O'Connor-Giles Laboratory

Cellular and molecular mechanisms of synaptic growth:

Synaptogenesis is a complex process that depends on intercellular communication between neurons and their targets to modulate the morphology and physiology of synapses in response to functional and developmental cues – often at sites very distant from cell bodies. A further complication is the fact that a single central neuron can form thousands of synapses and must independently regulate the development of each. Synapses must also maintain the life-long ability to modify its size and strength in response to environmental stimuli and changes in activity levels – modifications that are thought to underlie learning and memory.
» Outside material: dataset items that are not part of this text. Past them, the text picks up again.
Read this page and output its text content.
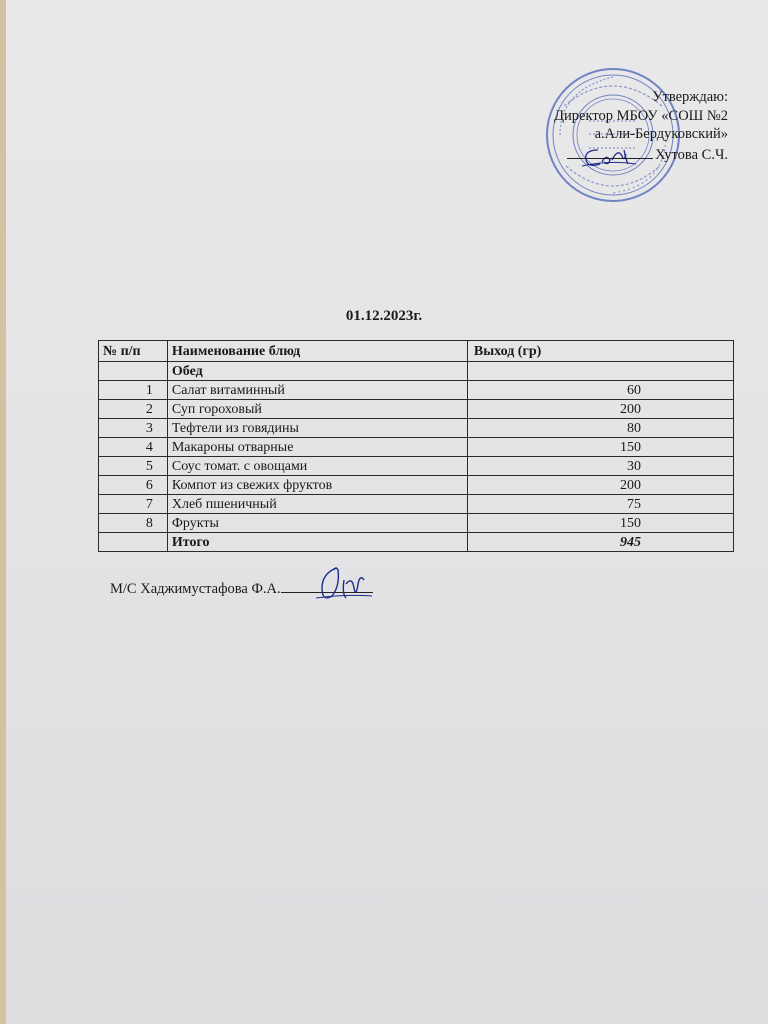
Утверждаю:
Директор МБОУ «СОШ №2
а.Али-Бердуковский»
Хутова С.Ч.
01.12.2023г.
№ п/п	Наименование блюд	Выход (гр)
	Обед	
1	Салат витаминный	60
2	Суп гороховый	200
3	Тефтели из говядины	80
4	Макароны отварные	150
5	Соус томат. с овощами	30
6	Компот из свежих фруктов	200
7	Хлеб пшеничный	75
8	Фрукты	150
	Итого	945
М/С Хаджимустафова Ф.А.
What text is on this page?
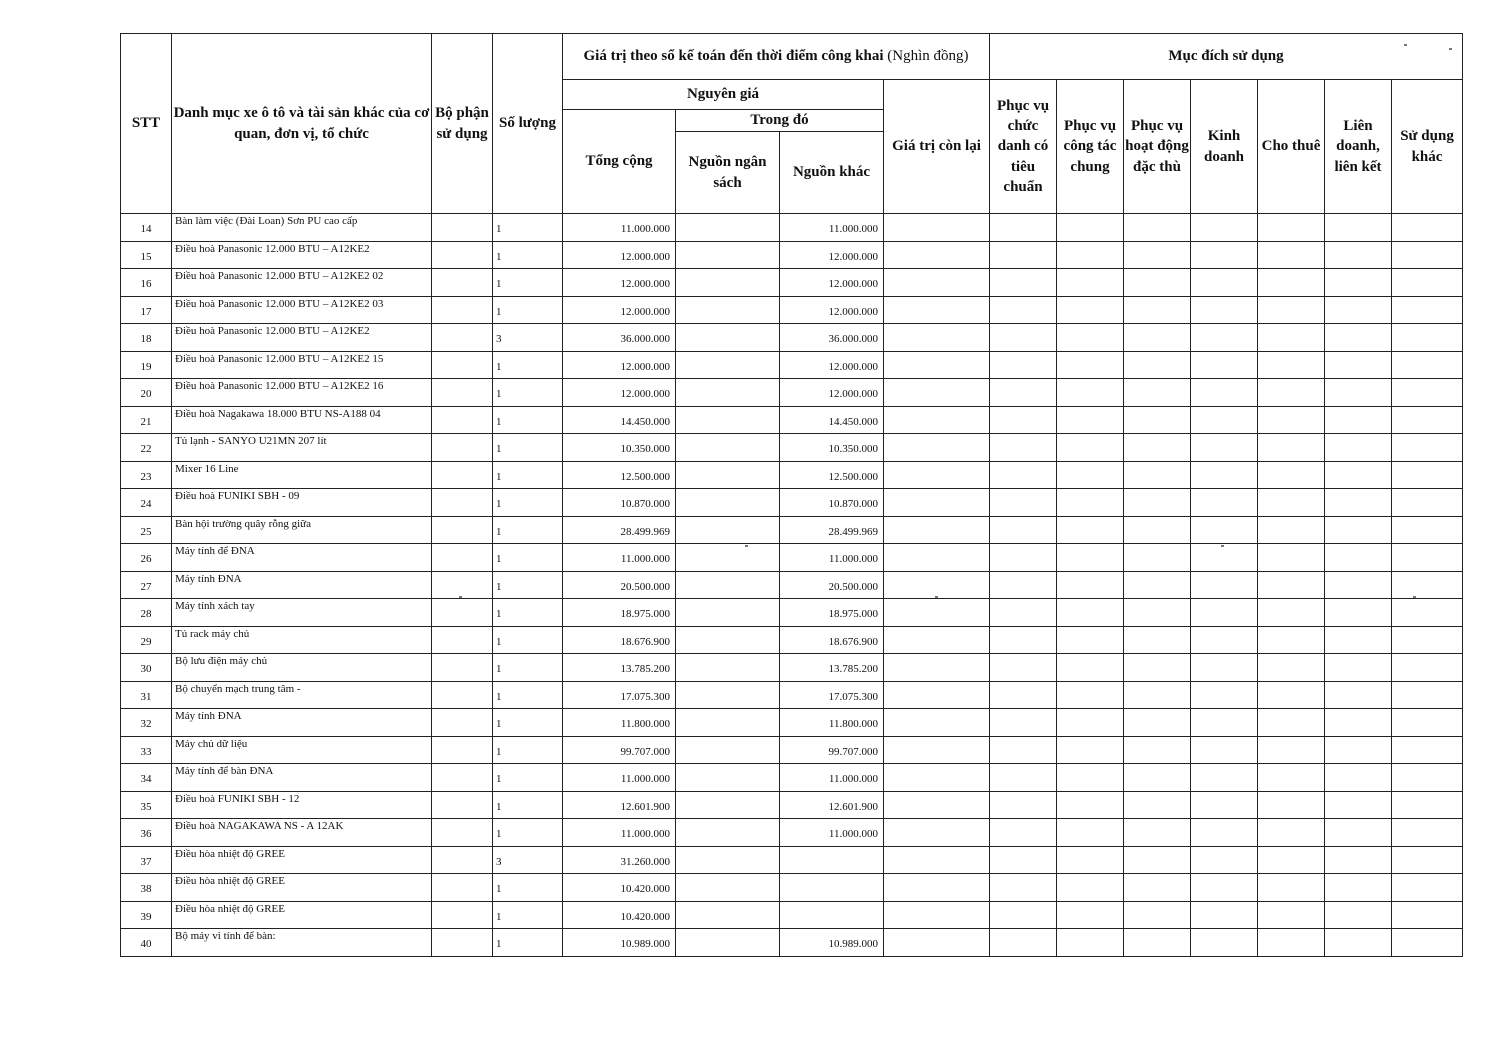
STT	Danh mục xe ô tô và tài sản khác của cơ quan, đơn vị, tổ chức	Bộ phận sử dụng	Số lượng	Giá trị theo sổ kế toán đến thời điểm công khai (Nghìn đồng)				Mục đích sử dụng						
				Nguyên giá			Giá trị còn lại	Phục vụ chức danh có tiêu chuẩn	Phục vụ công tác chung	Phục vụ hoạt động đặc thù	Kinh doanh	Cho thuê	Liên doanh, liên kết	Sử dụng khác
				Tổng cộng	Trong đó									
					Nguồn ngân sách	Nguồn khác								
14	Bàn làm việc (Đài Loan) Sơn PU cao cấp		1	11.000.000		11.000.000								
15	Điều hoà Panasonic 12.000 BTU – A12KE2		1	12.000.000		12.000.000								
16	Điều hoà Panasonic 12.000 BTU – A12KE2 02		1	12.000.000		12.000.000								
17	Điều hoà Panasonic 12.000 BTU – A12KE2 03		1	12.000.000		12.000.000								
18	Điều hoà Panasonic 12.000 BTU – A12KE2		3	36.000.000		36.000.000								
19	Điều hoà Panasonic 12.000 BTU – A12KE2 15		1	12.000.000		12.000.000								
20	Điều hoà Panasonic 12.000 BTU – A12KE2 16		1	12.000.000		12.000.000								
21	Điều hoà Nagakawa 18.000 BTU NS-A188 04		1	14.450.000		14.450.000								
22	Tủ lạnh - SANYO U21MN 207 lít		1	10.350.000		10.350.000								
23	Mixer 16 Line		1	12.500.000		12.500.000								
24	Điều hoà FUNIKI SBH - 09		1	10.870.000		10.870.000								
25	Bàn hội trường quây rỗng giữa		1	28.499.969		28.499.969								
26	Máy tính để ĐNA		1	11.000.000		11.000.000								
27	Máy tính ĐNA		1	20.500.000		20.500.000								
28	Máy tính xách tay		1	18.975.000		18.975.000								
29	Tủ rack máy chủ		1	18.676.900		18.676.900								
30	Bộ lưu điện máy chủ		1	13.785.200		13.785.200								
31	Bộ chuyển mạch trung tâm -		1	17.075.300		17.075.300								
32	Máy tính ĐNA		1	11.800.000		11.800.000								
33	Máy chủ dữ liệu		1	99.707.000		99.707.000								
34	Máy tính để bàn ĐNA		1	11.000.000		11.000.000								
35	Điều hoà FUNIKI SBH - 12		1	12.601.900		12.601.900								
36	Điều hoà NAGAKAWA NS - A 12AK		1	11.000.000		11.000.000								
37	Điều hòa nhiệt độ GREE		3	31.260.000										
38	Điều hòa nhiệt độ GREE		1	10.420.000										
39	Điều hòa nhiệt độ GREE		1	10.420.000										
40	Bộ máy vi tính để bàn:		1	10.989.000		10.989.000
Defects in synaptic development and plasticity are associated with a broad range of neurological disorders including developmental disorders such as autism; motor, cognitive and psychological impairments; and neurodegeneration. Thus, the identification and characterization of the molecules that mediate synaptic growth is key to our understanding of normal neural function and our ability to treat a variety of neurological disorders. The Drosophila larval NMJ is an ideal model system for elucidating the general principles underlying synaptic growth. In addition to highly amenable genetics, the Drosophila NMJ is readily accessible for imaging and electrophysiological analysis. Importantly, the molecules and mechanisms implicated in synaptogenesis at the Drosophila NMJ are remarkably conserved.